Federal Minister for Minorities Affairs
- In office 2 November 2008 – 2 March 2011
- President: Asif Ali Zardari
- Prime Minister: Yousaf Raza Gillani
- Preceded by: Muhammad Ijaz-ul-Haq
- Succeeded by: Paul Bhatti

Personal details
- Born: 9 September 1968 Lahore, Pakistan
- Died: 2 March 2011 (aged 42) Islamabad, Pakistan
- Party: Pakistan Peoples Party (PPP)
- Education: University of the Punjab

= Shahbaz Bhatti =

Pakistani politician (1968–2011)

Clement Shahbaz Bhatti (9 September 1968 – 2 March 2011) was a Pakistani politician and the first Christian Federal Minister for Minorities Affairs. He was elected as a member of the National Assembly in 2008 for the Pakistan People's Party. Bhatti became the only Christian member of Prime Minister Yusuf Raza Gilani's Cabinet on 2 November. On 2 March 2011, Bhatti was assassinated outside his mother's home by members of the Pakistani Taliban for his opposition to Pakistan's blasphemy laws. In March 2016, his cause for beatification was formally opened by the Diocese of Islamabad-Rawalpindi. He was given the honorary title Servant of God within the Catholic Church.

== Early life ==
Bhatti was born in Lahore to Christian parents from the Faisalabad District. His father, Jacob Bhatti, worked as an officer of the British Army, then as a teacher, before becoming chairman of the board of churches in Khushpur. On 10 December 1995, Human Rights Day, Bhatti married Salma Peter John, a human rights activist. However, after Bhatti’s death, his family has denied that this wedding ever took place and insists that Salma was only Bhatti's employee. In March 2013, she sought asylum in the United States following repeated intimidation and death threats from Bhatti's family.

== Career ==
Bhatti founded the Christian Liberation Front in 1985, while studying public administration at the University of the Punjab in Lahore. He founded the All Pakistan Minorities Alliance (APMA) in 2002 and was unanimously elected as its chairman. He met with President Pervez Musharraf as part of a group of minority rights advocates. Bhatti joined the Pakistan Peoples Party (PPP) in 2002, but remained outside politics until becoming a minister in 2008. He was placed on the government's Exit Control List in 2003, but was removed in November of that year.

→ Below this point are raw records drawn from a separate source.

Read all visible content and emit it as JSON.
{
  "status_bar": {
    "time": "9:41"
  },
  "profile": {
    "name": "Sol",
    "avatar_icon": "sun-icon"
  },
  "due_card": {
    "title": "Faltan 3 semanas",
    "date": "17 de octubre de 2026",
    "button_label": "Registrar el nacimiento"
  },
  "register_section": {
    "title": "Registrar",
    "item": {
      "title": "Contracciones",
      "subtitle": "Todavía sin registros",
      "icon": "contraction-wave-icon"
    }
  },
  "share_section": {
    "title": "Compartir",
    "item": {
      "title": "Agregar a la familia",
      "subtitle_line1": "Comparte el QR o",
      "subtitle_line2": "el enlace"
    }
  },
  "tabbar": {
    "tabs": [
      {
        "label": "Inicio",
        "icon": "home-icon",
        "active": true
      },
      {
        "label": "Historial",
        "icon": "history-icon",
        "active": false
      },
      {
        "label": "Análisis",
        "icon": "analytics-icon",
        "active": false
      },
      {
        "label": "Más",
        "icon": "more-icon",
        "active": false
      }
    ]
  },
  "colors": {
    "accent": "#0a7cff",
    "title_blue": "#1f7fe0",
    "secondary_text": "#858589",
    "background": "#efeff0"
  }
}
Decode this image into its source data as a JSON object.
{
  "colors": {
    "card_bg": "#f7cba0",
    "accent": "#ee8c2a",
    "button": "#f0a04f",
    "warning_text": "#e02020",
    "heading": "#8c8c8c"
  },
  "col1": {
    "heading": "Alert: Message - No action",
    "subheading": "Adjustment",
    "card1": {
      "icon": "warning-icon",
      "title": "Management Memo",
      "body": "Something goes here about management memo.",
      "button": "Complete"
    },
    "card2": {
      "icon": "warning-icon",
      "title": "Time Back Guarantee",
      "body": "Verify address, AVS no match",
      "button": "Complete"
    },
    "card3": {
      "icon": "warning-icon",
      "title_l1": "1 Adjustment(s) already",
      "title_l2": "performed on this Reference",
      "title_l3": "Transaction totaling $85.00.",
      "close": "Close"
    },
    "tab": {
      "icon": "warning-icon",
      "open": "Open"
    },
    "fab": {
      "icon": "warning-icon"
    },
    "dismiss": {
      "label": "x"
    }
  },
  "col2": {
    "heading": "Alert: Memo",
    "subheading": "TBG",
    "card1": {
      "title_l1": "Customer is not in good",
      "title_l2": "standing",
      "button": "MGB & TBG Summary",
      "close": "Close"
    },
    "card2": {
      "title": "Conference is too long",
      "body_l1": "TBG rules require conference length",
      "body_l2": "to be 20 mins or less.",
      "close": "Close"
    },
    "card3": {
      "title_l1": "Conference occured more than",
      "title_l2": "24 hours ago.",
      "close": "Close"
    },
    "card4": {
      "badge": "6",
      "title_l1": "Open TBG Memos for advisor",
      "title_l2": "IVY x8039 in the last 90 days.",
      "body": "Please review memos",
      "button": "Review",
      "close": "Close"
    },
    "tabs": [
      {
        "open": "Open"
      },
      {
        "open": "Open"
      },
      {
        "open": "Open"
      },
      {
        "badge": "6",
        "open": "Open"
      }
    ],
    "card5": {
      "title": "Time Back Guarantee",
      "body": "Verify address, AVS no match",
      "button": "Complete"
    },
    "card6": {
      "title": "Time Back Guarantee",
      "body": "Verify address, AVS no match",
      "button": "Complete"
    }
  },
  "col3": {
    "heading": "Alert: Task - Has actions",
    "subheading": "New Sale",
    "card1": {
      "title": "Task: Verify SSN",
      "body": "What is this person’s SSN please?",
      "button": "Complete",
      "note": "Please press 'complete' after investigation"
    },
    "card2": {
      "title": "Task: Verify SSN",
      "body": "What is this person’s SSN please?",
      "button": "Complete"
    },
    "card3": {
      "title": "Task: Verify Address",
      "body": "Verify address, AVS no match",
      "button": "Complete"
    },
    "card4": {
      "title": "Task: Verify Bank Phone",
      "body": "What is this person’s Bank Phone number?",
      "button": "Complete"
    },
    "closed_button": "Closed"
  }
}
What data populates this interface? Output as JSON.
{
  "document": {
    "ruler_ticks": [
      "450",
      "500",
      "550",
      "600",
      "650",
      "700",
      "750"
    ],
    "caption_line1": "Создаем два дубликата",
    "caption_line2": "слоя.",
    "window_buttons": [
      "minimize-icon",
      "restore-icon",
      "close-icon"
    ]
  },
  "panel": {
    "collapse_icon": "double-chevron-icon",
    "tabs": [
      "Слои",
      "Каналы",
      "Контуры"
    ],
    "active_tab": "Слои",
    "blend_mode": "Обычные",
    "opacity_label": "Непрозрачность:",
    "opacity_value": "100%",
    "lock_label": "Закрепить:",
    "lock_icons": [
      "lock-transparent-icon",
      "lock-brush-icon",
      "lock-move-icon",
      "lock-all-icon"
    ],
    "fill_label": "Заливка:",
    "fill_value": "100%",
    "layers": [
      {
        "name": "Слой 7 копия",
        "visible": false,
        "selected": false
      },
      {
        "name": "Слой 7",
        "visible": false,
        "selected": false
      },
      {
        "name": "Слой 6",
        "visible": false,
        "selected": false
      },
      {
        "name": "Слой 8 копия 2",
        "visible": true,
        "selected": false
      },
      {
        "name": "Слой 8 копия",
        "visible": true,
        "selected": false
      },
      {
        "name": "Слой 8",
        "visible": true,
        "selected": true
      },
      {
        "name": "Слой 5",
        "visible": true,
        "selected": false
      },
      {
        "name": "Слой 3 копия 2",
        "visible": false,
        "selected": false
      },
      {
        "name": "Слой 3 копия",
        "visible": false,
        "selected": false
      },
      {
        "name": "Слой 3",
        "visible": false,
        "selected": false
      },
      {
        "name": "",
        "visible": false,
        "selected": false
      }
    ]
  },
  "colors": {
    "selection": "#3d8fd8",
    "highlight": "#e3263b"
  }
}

Bhatti was appointed as Federal Minister for Minorities Affairs on 2 November 2008, when, for the first time, the post was elevated to cabinet level and an independent ministry created. At the time, he said that he accepted the post for the sake of the "oppressed, down-trodden and marginalized" of Pakistan, and that he had dedicated his life to the "struggle for human equality, social justice, religious freedom, and to uplift and empower religious minorities' communities." He added that he wanted to send "a message of hope to the people living a life of disappointment, disillusionment and despair", and also stated his commitment to reforming the country's blasphemy laws.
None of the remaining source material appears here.